The EU is proposing that companies manufacturing and importing substances with a production volume of 1 ton or more should register them in a single place. They should also be required to assess the risks arising from their use and to take measures to manage any risk they identify. The US government has said that it "has concerns about the implementation and compliance costs associated with the [programme]".

According to the European Commission, its Registration, Evaluation and Authorisation of Chemicals (Reach) directive would replace over 40 existing EU directives and regulations. The number of substances on the market in 1981 was over 100,000. Some 30,000 will now have to be registered. There is also a growing awareness of chemicals affecting health and nature.

Mr Powell has sent a cable to American embassies and consulates in Europe in an effort to combat the programme. The 11-paragraph "action request" says that Reach could affect virtually all American exports.

US exports to the EU stood at more than $150bn (£79bn) in 2003. The cable quotes a report claiming that, under the directive, the French cosmetics industry would have to reformulate 100 per cent of its products.

The American Chamber of Commerce to the European Union takes a similar line.
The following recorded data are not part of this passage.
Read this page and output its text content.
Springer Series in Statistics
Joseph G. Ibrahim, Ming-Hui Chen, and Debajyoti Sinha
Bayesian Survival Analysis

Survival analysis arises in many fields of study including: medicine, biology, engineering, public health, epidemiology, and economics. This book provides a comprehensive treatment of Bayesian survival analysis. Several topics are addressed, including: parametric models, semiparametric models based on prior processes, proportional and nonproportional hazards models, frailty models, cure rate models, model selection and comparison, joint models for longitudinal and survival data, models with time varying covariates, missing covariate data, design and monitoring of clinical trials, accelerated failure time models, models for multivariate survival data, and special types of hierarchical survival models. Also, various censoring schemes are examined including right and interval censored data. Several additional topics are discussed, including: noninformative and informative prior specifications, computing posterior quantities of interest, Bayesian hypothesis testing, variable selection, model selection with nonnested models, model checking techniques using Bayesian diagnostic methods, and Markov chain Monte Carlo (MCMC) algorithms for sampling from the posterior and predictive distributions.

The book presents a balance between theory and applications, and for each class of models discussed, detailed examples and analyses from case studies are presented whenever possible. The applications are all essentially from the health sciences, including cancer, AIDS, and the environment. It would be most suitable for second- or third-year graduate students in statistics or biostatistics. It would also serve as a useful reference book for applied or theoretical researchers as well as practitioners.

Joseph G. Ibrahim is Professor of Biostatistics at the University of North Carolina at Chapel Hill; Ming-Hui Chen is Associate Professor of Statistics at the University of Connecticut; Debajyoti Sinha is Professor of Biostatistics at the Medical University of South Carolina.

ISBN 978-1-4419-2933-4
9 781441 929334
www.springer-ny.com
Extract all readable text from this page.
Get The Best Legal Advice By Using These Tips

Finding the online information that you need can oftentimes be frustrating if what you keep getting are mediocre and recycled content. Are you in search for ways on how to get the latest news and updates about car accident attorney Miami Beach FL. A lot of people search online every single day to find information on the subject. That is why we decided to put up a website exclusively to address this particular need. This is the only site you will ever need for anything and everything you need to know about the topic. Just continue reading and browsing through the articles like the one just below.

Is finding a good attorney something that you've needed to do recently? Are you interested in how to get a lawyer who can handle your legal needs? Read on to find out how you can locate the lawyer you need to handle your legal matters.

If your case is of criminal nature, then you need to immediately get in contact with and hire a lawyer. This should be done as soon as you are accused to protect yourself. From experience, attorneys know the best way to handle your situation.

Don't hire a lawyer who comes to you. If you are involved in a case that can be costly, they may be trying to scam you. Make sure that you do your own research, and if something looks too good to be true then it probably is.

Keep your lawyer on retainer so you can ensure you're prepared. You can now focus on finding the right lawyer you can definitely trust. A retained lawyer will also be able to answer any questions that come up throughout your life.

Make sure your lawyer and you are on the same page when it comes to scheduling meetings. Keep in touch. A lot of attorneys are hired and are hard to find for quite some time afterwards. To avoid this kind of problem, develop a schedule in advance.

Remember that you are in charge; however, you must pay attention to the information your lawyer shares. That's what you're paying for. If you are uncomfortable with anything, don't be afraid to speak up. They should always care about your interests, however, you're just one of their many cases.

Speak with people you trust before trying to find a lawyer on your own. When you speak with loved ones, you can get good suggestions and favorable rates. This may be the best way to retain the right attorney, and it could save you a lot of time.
In a paper on "The European Chemicals Policy Revolution", it argues that: "Reach, as proposed, will impose excessive burdens and exaggerated costs on industry and generate an overwhelming bureaucracy. This will stifle innovation".

According to Greenpeace, the Bush administration is attacking Reach "vehemently, in one of the most aggressive foreign lobby efforts ever to influence a proposed piece of EU legislation."

Greenpeace cites a US Congressional report taking the environmentalists' viewpoint. This concluded that the Bush administration, "at the request of the US chemical industry, mounted a campaign to block the efforts of the European Union to regulate chemical companies".

Economic ministers from European countries met in Brussels last week to discuss a radical simplification of the draft rules for the registration of substances.

Some important companies are taking the move to safer chemicals seriously.

Nokia has committed itself to phasing out brominated flame retardants (BFRs) and PVC plastic in its mobile phones, and Unilever has confirmed that its new personal care products in Europe do not contain chemicals such as most phthalates, "nitro musks" or "polycyclic musks". Samsung recently made commitments to manufacture products free of hazardous chemicals.